Thursday, January 15, 2009

IBM ViaScribe for Captioning Live Events

Liberated Learning technology centers around two core applications: using speech recognition to automatically caption spoken language and create web accessible multimedia transcripts. Building upon a proof of concept application developed at Saint Mary's University, the Consortium has been researching and developing a second generation technology called IBM ViaScribe. IBM’s Human Ability and Accessible Centre Asia Pacific additionally developed IBM Caption Editing System (CES), an application that can be distinguished by its powerful editor. In 2008, the Consortium is anticipating the release of a powerful new system that will addresses a number of outstanding technical and user challenges.

ViaScribe Overview

ViaScribe contains a speech recognition engine capable of transcribing live or prerecorded speech. Live speech is delivered to the system via a standard or USB microphone. Typically, public speakers wear noise-canceling wireless headsets or lavalieres (lapel mics) that record high quality sound without impeding movement. ViaScribe can also transcribe pre-recorded speech from a variety of audio and video formats, including WAV, MP3, and AVI.

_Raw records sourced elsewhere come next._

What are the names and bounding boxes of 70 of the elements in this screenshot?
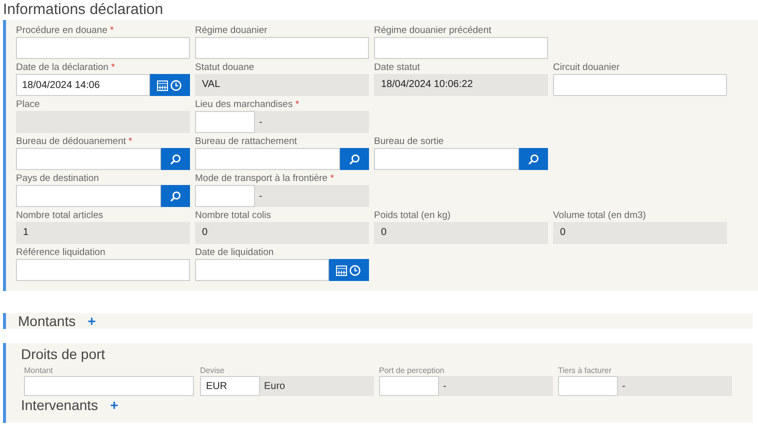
lookup-field[interactable] bbox=[16, 148, 161, 170]
field-label: Nombre total articles bbox=[16, 209, 104, 222]
description-text: Euro bbox=[263, 380, 286, 392]
field-label: Régime douanier bbox=[195, 24, 268, 37]
expand-button[interactable]: + bbox=[110, 398, 118, 412]
search-icon bbox=[170, 154, 181, 164]
section-title: Intervenants bbox=[21, 397, 98, 413]
input-field[interactable] bbox=[374, 37, 548, 59]
input-field[interactable] bbox=[16, 37, 190, 59]
calendar-clock-icon bbox=[336, 264, 362, 276]
search-button[interactable] bbox=[340, 148, 369, 170]
readonly-field: 18/04/2024 10:06:22 bbox=[374, 74, 548, 96]
lookup-field[interactable] bbox=[195, 148, 340, 170]
date-field[interactable] bbox=[195, 259, 329, 281]
field-label: Volume total (en dm3) bbox=[553, 209, 647, 222]
lookup-field[interactable] bbox=[374, 148, 519, 170]
search-button[interactable] bbox=[161, 185, 190, 207]
section-title: Informations déclaration bbox=[2, 0, 164, 20]
readonly-field: 0 bbox=[553, 222, 727, 244]
code-input[interactable] bbox=[195, 111, 255, 133]
readonly-field: 0 bbox=[195, 222, 369, 244]
readonly-field: 1 bbox=[16, 222, 190, 244]
field-label: Statut douane bbox=[195, 61, 256, 74]
field-label: Mode de transport à la frontière * bbox=[195, 172, 335, 185]
field-label: Nombre total colis bbox=[195, 209, 272, 222]
field-label: Circuit douanier bbox=[553, 61, 621, 74]
description-text: - bbox=[442, 380, 446, 392]
search-button[interactable] bbox=[161, 148, 190, 170]
field-label: Régime douanier précédent bbox=[374, 24, 492, 37]
field-label: Montant bbox=[24, 365, 54, 376]
search-icon bbox=[170, 190, 181, 202]
field-label: Bureau de sortie bbox=[374, 135, 445, 148]
readonly-field: VAL bbox=[195, 74, 369, 96]
field-label: Port de perception bbox=[379, 365, 446, 376]
input-field[interactable] bbox=[553, 74, 727, 96]
field-label: Procédure en douane * bbox=[16, 24, 115, 37]
field-label: Bureau de dédouanement * bbox=[16, 135, 134, 148]
description-text: - bbox=[621, 380, 626, 392]
description-text: - bbox=[258, 190, 262, 202]
description-text: - bbox=[258, 116, 262, 128]
input-field[interactable] bbox=[195, 37, 369, 59]
code-input[interactable] bbox=[558, 376, 618, 396]
field-label: Place bbox=[16, 98, 41, 111]
field-label: Tiers à facturer bbox=[558, 365, 612, 376]
expand-button[interactable]: + bbox=[88, 314, 96, 328]
field-label: Date de la déclaration * bbox=[16, 61, 116, 74]
search-icon bbox=[528, 154, 539, 164]
field-label: Date de liquidation bbox=[195, 246, 275, 259]
code-input[interactable] bbox=[195, 185, 255, 207]
field-label: Référence liquidation bbox=[16, 246, 106, 259]
calendar-button[interactable] bbox=[329, 259, 369, 281]
calendar-button[interactable] bbox=[150, 74, 190, 96]
field-label: Poids total (en kg) bbox=[374, 209, 452, 222]
readonly-field: 0 bbox=[374, 222, 548, 244]
date-field[interactable]: 18/04/2024 14:06 bbox=[16, 74, 150, 96]
input-field[interactable] bbox=[16, 259, 190, 281]
section-title: Droits de port bbox=[21, 346, 106, 364]
section-title: Montants bbox=[18, 313, 76, 329]
lookup-field[interactable] bbox=[16, 185, 161, 207]
field-label: Pays de destination bbox=[16, 172, 100, 185]
search-button[interactable] bbox=[519, 148, 548, 170]
input-field[interactable] bbox=[24, 376, 194, 396]
code-input[interactable]: EUR bbox=[200, 376, 260, 396]
calendar-clock-icon bbox=[157, 80, 183, 90]
field-label: Lieu des marchandises * bbox=[195, 98, 300, 111]
field-label: Bureau de rattachement bbox=[195, 135, 298, 148]
field-label: Devise bbox=[200, 365, 226, 376]
field-label: Date statut bbox=[374, 61, 421, 74]
code-input[interactable] bbox=[379, 376, 439, 396]
search-icon bbox=[349, 154, 360, 164]
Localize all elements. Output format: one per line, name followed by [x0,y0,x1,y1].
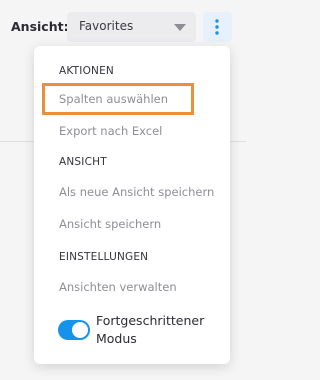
background-divider [230,141,246,142]
background-divider [0,141,34,142]
toggle-knob [72,322,88,338]
menu-item-ansichten-verwalten[interactable]: Ansichten verwalten [59,280,177,294]
advanced-mode-toggle[interactable] [58,320,90,340]
menu-item-spalten-auswaehlen[interactable]: Spalten auswählen [59,92,168,106]
view-label: Ansicht: [11,19,69,34]
menu-item-als-neue-ansicht-speichern[interactable]: Als neue Ansicht speichern [59,185,214,199]
view-select-value: Favorites [79,19,134,33]
view-select[interactable]: Favorites [67,12,196,42]
section-header-einstellungen: EINSTELLUNGEN [59,251,149,263]
menu-item-ansicht-speichern[interactable]: Ansicht speichern [59,217,161,231]
advanced-mode-label: Fortgeschrittener Modus [96,313,205,346]
chevron-down-icon [174,24,186,31]
section-header-ansicht: ANSICHT [59,156,107,168]
options-menu: AKTIONEN Spalten auswählen Export nach E… [34,46,230,364]
section-header-aktionen: AKTIONEN [59,65,114,77]
more-vertical-icon [215,19,219,35]
more-options-button[interactable] [203,12,232,42]
menu-item-export-nach-excel[interactable]: Export nach Excel [59,124,162,138]
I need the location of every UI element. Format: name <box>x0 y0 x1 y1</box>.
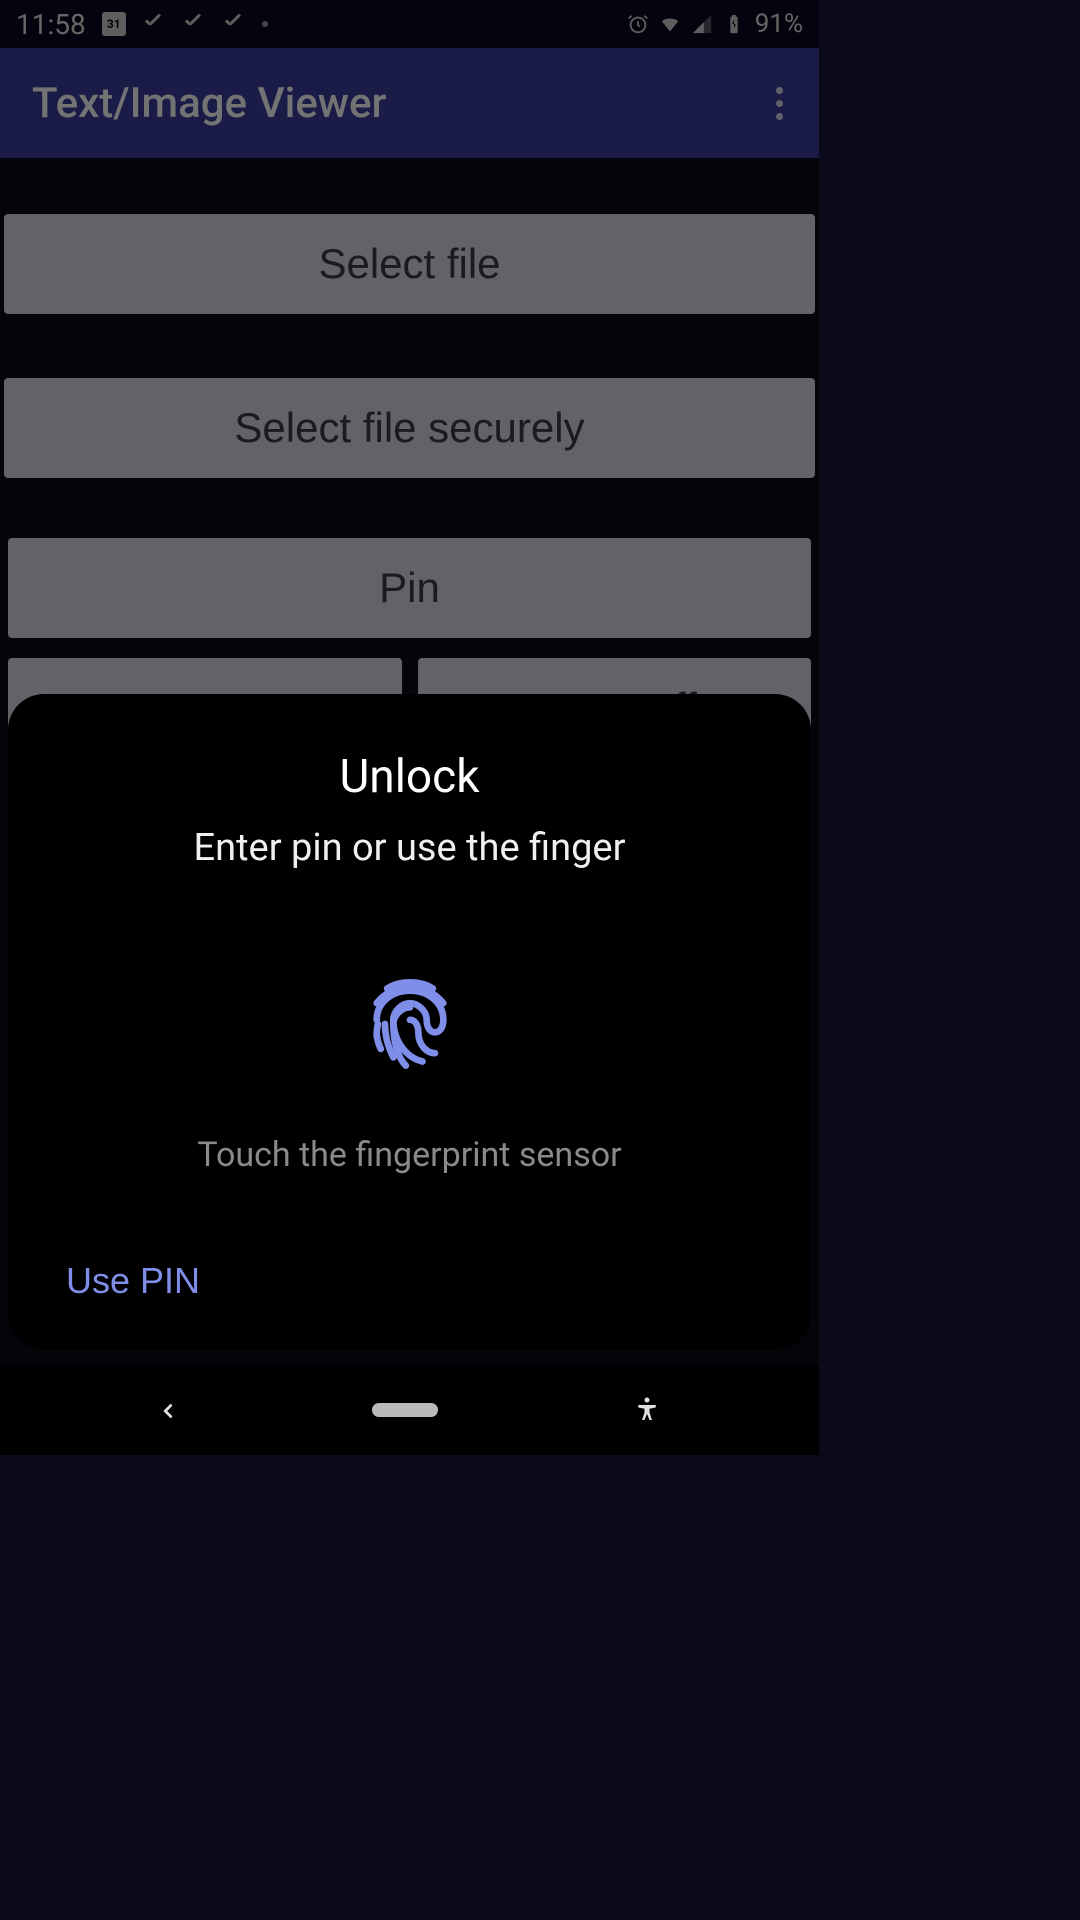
dialog-subtitle: Enter pin or use the finger <box>62 826 757 870</box>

During a live presentation, ViaScribe serves as a real time text display--like a closed captioning window--outputting text as it is processed by the Speech Recognition engine. Because natural spoken language generally does not lend itself to rules of grammar and punctuation, ViaScribe promotes readability by introducing a paragraph break or other markers whenever the speaker pauses to take a breath. These pauses can be customized according to the speaker’s individual speech characteristics.

ViaScribe text display

The speaker can also use interactive voice commands to navigate PowerPoint slides or other applications during a live transcription, and automatically create captioned multimedia presentations.


Anonymous said...

I am profoundly deaf. Is it possible to get a copy of via scribe to run on a high specification laptop.

Also How much voice training is involved ?

Michael (Ireland)

billcreswell said...

The more you train, the better it is.

I am at about 90-95% accuracy, depending on whether you count against what I spoke, or the words acutually spoken by the original speaker. (I do "echoing" for the live captioning I do). I use captiomic instead, but it is still built on ViaVoice technology.